Interestingly, the subgroup analysis, showed a higher sensitivity and positive predictive value in the suboptimal quality group, explained by the fact that the prevalence of CAD was higher in suboptimal quality vessels than in those of optimal quality as higher levels of calcification are partly responsible for the degradation of image quality. Finally, to our knowledge, this is the first study reporting data on factors predictive of error in CTA interpretation and the occurrence of unanalyzable images. Here, we show that no single clinical characteristic can be reliably used to successfully predict these variables.

Limitations

The main limitation of the present study was that the number of unanalyzable vessels was higher than in the previously cited meta-analysis [18]. Indeed, 32.7% of vessels were unanalyzable in our study, which is likely due, in part, to the retrospective setting and the unselected population. Nevertheless, almost 60% of patients had 4 vessels analyzable. It must also be taken into account that these results were derived from a retrospective cohort, with no special focus on CAD during initial image acquisition, indicating that the performance could probably be higher if sequences were optimized to assess the coronary tree.
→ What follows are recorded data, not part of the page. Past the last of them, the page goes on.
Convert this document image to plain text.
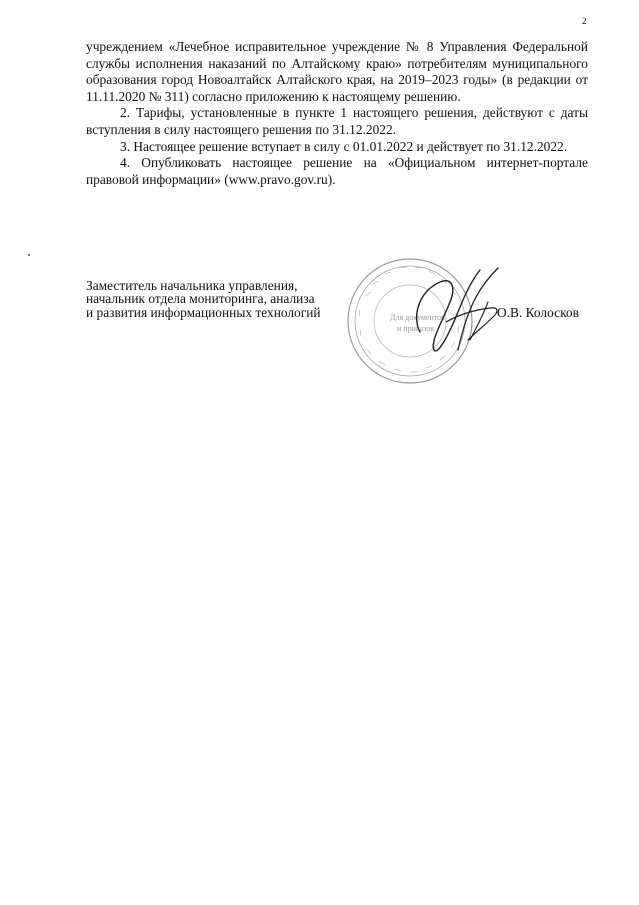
2

учреждением «Лечебное исправительное учреждение № 8 Управления Федеральной службы исполнения наказаний по Алтайскому краю» потребителям муниципального образования город Новоалтайск Алтайского края, на 2019–2023 годы» (в редакции от 11.11.2020 № 311) согласно приложению к настоящему решению.

2. Тарифы, установленные в пункте 1 настоящего решения, действуют с даты вступления в силу настоящего решения по 31.12.2022.

3. Настоящее решение вступает в силу с 01.01.2022 и действует по 31.12.2022.

4. Опубликовать настоящее решение на «Официальном интернет-портале правовой информации» (www.pravo.gov.ru).

Заместитель начальника управления,
начальник отдела мониторинга, анализа
и развития информационных технологий	Для документов
и приказов
О.В. Колосков
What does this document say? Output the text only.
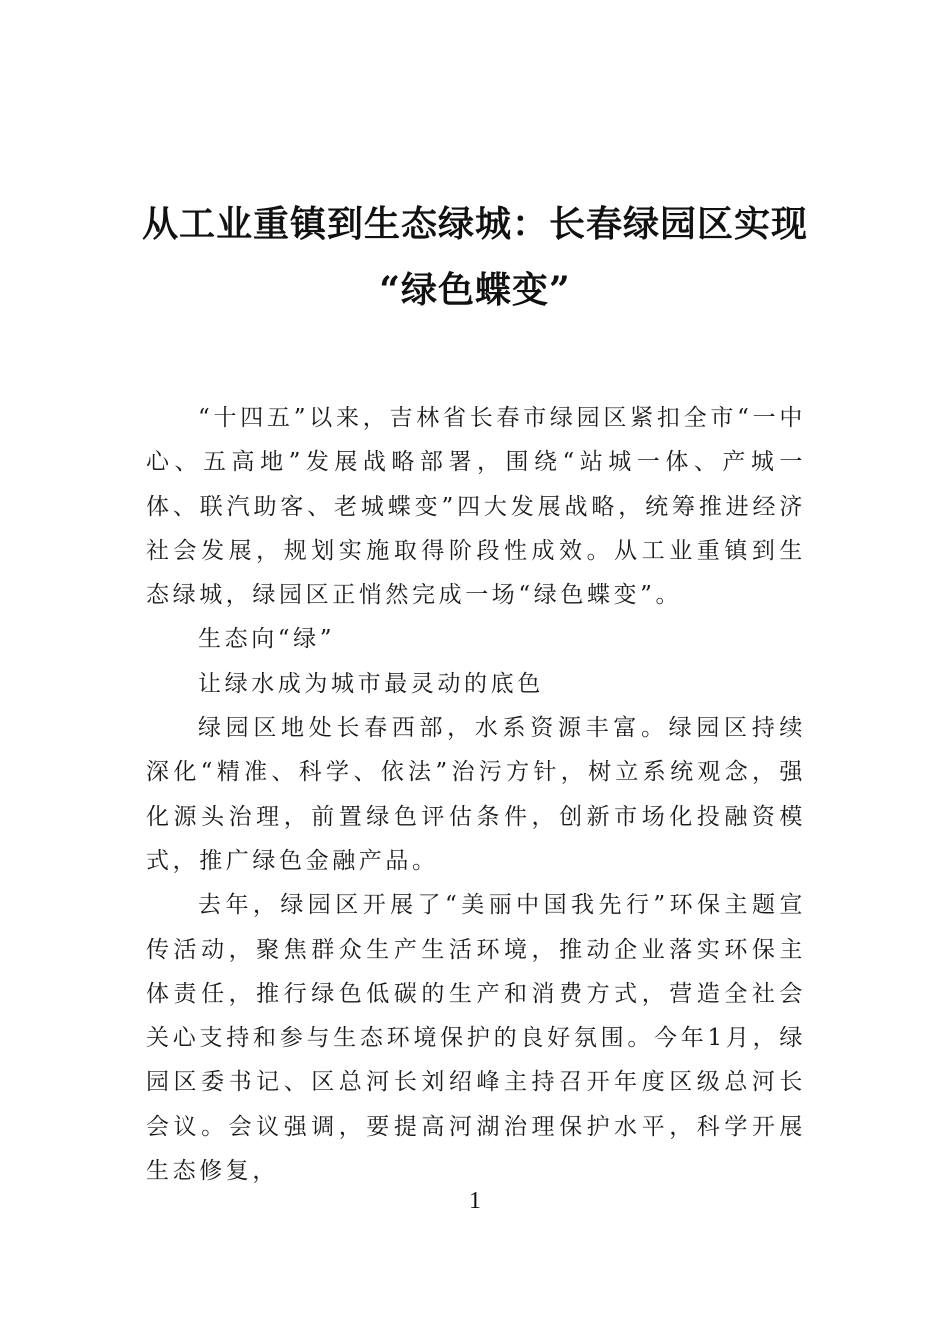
从工业重镇到生态绿城：长春绿园区实现
“绿色蝶变”

“十四五”以来，吉林省长春市绿园区紧扣全市“一中心、五高地”发展战略部署，围绕“站城一体、产城一体、联汽助客、老城蝶变”四大发展战略，统筹推进经济社会发展，规划实施取得阶段性成效。从工业重镇到生态绿城，绿园区正悄然完成一场“绿色蝶变”。

生态向“绿”

让绿水成为城市最灵动的底色

绿园区地处长春西部，水系资源丰富。绿园区持续深化“精准、科学、依法”治污方针，树立系统观念，强化源头治理，前置绿色评估条件，创新市场化投融资模式，推广绿色金融产品。

去年，绿园区开展了“美丽中国我先行”环保主题宣传活动，聚焦群众生产生活环境，推动企业落实环保主体责任，推行绿色低碳的生产和消费方式，营造全社会关心支持和参与生态环境保护的良好氛围。今年1月，绿园区委书记、区总河长刘绍峰主持召开年度区级总河长会议。会议强调，要提高河湖治理保护水平，科学开展生态修复，

1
Another debatable aspect is to determine whether a 90% level of certainty is considered high enough to avoid further testing. Regarding this point, it must be stated that the performance of CTA was dependent on vessel size. For example, the NPV for LM stenosis was 100%. Thus, CTA appears to perform well in the detection of proximal lesions with a high prognostic impact, while the lower mean performance comes from a more difficult analysis of distal segments in which significant CAD is more difficult to diagnosis and could be missed by CTA. This seems relevant as TAVI patients are generally older patients, in whom the identification of potentially life-threatening lesions in the short term holds particular importance.

Finally, we noted only a moderate level of inter-observer agreement with regard to the interpretation of the CTA images. This likely reflects the degree of subjectivity associated with certain aspects of image interpretation.

Conclusion

In conclusion, general pre-TAVI CTA performs well as a tool for ruling out significant and severe CAD and could be used as a gatekeeper for ICA if image quality is acceptable. This is especially true among patients with impaired renal function.

Clinical Relevance

The present study investigated the performance of pre-TAVI CTA in excluding CAD. The negative predictive value of CTA was 97.5% for the diagnosis of significant CAD defined as stenosis ≥ 50% on ICA. Thus, these data suggest that pre-TAVI CTA could be used as a gatekeeper for ICA in selected patients. This is particularly relevant as TAVI patients are often frail and at high-risk of ICA-related complications.